在聚合期间从 MongoDB ISODate 以秒为单位获取 unix 时间戳 [英] Getting unix timestamp in seconds out of MongoDB ISODate during aggregation

问题描述

我正在寻找这个，但我找不到任何有用的东西来解决我的案子.我想要的是在聚合期间从 MongoDB ISODate 中以秒为单位获取 unix 时间戳.问题是我可以从 ISODate 中获取时间戳，但它以毫秒为单位.所以我需要减少那些毫秒.我试过的是:

I was searching for this one but I couldn't find anything useful to solve my case. What I want is to get the unix timestamp in seconds out of MongoDB ISODate during aggregation. The problem is that I can get the timestamp out of ISODate but it's in milliseconds. So I would need to cut out those milliseconds. What I've tried is:

> db.data.aggregate([
    {$match: {dt:2}}, 
    {$project: {timestamp: {$concat: [{$substr: ["$md", 0, -1]}, '01', {$substr: ["$id", 0, -1]}]}}}
  ])

如您所见，我正在尝试从 'md' var 中获取时间戳，并将该时间戳与 '01' 和 'id' 数字连接起来.上面的代码给出:

As you can see I'm trying to get the timestamp out of 'md' var and also concatenate this timestamp with '01' and the 'id' number. The above code gives:

{
    "_id" : ObjectId("52f8fc693890fc270d8b456b"),
    "timestamp" : "2014-02-10T16:20:56011141"
}

然后我改进了命令:

> db.data.aggregate([
    {$match: {dt:2}},
    {$project: {timestamp: {$concat: [{$substr: [{$subtract: ["$md", new Date('1970-01-01')]}, 0, -1]}, '01', {$substr: ["$id", 0, -1]}]}}}
  ])

现在我明白了:

{
    "_id" : ObjectId("52f8fc693890fc270d8b456b"),
    "timestamp" : "1392049256000011141"
}

我真正需要的是 1392049256011141，所以没有 3 个额外的 000.我尝试使用 $subtract:

What I really need is 1392049256011141 so without the 3 extra 000. I tried with $subtract:

> db.data.aggregate([
    {$match: {dt:2}}, 
    {$project: {timestamp: {$concat: [{$substr: [{$divide: [{$subtract: ["$md", new Date('1970-01-01')]}, 1000]}, 0, -1]}, '01', {$substr: ["$id", 0, -1]}]}}}
  ])

我得到的是:

{
    "_id" : ObjectId("52f8fc693890fc270d8b456b"),
    "timestamp" : "1.39205e+009011141"
}

不完全符合我对命令的期望.不幸的是， $substr 运算符不允许负长度.有人有其他解决方案吗?
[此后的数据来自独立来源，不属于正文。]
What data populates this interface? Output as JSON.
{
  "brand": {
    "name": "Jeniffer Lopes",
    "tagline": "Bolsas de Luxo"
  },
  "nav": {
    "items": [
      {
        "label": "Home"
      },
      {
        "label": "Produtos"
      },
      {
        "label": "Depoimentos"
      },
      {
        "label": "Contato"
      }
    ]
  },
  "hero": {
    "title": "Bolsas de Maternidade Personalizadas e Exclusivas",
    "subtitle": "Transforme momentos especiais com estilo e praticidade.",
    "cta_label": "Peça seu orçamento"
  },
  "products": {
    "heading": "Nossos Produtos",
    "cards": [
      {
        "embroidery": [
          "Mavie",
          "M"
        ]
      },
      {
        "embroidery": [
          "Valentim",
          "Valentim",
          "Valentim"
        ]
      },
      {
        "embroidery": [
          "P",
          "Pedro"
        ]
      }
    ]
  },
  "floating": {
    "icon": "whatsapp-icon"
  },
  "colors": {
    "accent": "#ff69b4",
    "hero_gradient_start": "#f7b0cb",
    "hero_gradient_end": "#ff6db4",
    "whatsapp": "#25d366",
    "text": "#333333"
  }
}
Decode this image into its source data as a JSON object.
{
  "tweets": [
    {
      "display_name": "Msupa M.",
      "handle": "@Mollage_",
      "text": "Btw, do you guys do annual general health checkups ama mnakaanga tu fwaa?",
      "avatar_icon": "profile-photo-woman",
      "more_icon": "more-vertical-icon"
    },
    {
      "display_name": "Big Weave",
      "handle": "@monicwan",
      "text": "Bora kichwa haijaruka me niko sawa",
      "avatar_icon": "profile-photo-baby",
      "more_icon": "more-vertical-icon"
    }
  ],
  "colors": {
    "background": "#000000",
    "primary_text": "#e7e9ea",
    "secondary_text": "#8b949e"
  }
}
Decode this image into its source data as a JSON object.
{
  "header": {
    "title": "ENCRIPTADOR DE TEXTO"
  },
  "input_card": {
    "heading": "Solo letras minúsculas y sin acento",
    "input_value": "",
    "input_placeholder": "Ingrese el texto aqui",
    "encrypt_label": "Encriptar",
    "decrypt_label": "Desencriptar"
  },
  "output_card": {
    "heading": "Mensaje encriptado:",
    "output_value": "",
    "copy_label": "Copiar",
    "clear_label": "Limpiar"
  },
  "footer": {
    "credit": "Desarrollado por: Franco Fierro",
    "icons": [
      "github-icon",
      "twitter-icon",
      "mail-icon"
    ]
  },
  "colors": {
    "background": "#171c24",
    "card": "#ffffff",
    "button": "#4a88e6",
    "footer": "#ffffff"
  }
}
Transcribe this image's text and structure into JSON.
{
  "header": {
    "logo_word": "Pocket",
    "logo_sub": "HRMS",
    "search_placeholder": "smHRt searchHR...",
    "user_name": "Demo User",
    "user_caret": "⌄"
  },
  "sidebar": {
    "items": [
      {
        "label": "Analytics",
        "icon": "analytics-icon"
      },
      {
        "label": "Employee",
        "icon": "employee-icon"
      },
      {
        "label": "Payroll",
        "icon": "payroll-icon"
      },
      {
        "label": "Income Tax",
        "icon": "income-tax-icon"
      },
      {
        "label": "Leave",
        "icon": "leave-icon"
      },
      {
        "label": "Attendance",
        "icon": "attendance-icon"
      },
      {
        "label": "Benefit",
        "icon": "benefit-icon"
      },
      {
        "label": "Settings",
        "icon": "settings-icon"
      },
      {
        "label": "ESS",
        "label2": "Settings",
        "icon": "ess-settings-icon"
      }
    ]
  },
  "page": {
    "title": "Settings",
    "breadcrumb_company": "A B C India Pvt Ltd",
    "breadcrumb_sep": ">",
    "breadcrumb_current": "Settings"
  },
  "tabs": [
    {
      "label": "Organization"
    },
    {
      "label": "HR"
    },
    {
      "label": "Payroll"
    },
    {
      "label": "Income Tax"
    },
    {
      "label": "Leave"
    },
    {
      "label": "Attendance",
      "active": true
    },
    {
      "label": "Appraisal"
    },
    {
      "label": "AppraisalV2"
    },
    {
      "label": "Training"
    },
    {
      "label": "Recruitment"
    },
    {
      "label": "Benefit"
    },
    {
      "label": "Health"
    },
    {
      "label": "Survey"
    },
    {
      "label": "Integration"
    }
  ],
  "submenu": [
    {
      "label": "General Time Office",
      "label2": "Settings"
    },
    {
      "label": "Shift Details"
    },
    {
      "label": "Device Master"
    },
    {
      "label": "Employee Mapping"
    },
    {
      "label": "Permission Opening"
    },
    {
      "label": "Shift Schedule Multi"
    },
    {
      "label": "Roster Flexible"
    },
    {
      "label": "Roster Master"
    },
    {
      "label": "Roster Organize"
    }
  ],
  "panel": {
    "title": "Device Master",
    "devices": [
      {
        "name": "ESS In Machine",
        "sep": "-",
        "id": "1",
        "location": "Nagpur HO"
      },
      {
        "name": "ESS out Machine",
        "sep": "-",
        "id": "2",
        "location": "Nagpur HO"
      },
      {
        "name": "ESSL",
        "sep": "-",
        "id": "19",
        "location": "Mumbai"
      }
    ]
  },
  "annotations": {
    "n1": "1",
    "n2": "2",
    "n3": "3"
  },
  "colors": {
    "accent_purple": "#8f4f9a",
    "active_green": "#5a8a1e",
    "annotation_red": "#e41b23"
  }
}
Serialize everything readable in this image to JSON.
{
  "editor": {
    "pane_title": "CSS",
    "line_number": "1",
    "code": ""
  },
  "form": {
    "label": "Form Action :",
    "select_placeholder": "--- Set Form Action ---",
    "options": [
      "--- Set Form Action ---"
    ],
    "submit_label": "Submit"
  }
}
Not exactly what I would expect from the command. Unfortunately the $substr operator doesn't allow negative length. Does anyone have any other solution?

推荐答案

我不确定为什么您认为需要以秒为单位的值而不是毫秒，因为通常这两种形式都是有效的，并且在大多数语言实现中，毫秒实际上是首选.但一般来说，试图将其强制转换为字符串是解决此问题的错误方法，通常您只需进行数学计算即可:

I'm not sure why you think you need the value in seconds rather than milliseconds as generally both forms are valid and within most language implementations the milliseconds is actually preferred. But generally speaking, trying to coerce this into a string is the wrong way to go around this, and generally you just do the math:

db.data.aggregate([
  { "$project": {
    "timestamp": {
      "$subtract": [
        { "$divide": [
            { "$subtract": [ "$md", new Date("1970-01-01") ] },
            1000
        ]},
        { "$mod": [
          { "$divide": [
              { "$subtract": [ "$md", new Date("1970-01-01") ] },
              1000
          ]},
          1
        ]}
      ]
    }
  }}
])

它以秒为单位返回一个纪元时间戳.基本上是从一个 BSON 日期对象减去另一个 BSON 日期对象得出的，结果是以毫秒为单位的时间间隔.使用1970-01-01"的初始纪元日期实质上是从当前日期值中提取毫秒值.$divide 操作符基本上去掉了毫秒部分和 $mod 取模以实现四舍五入.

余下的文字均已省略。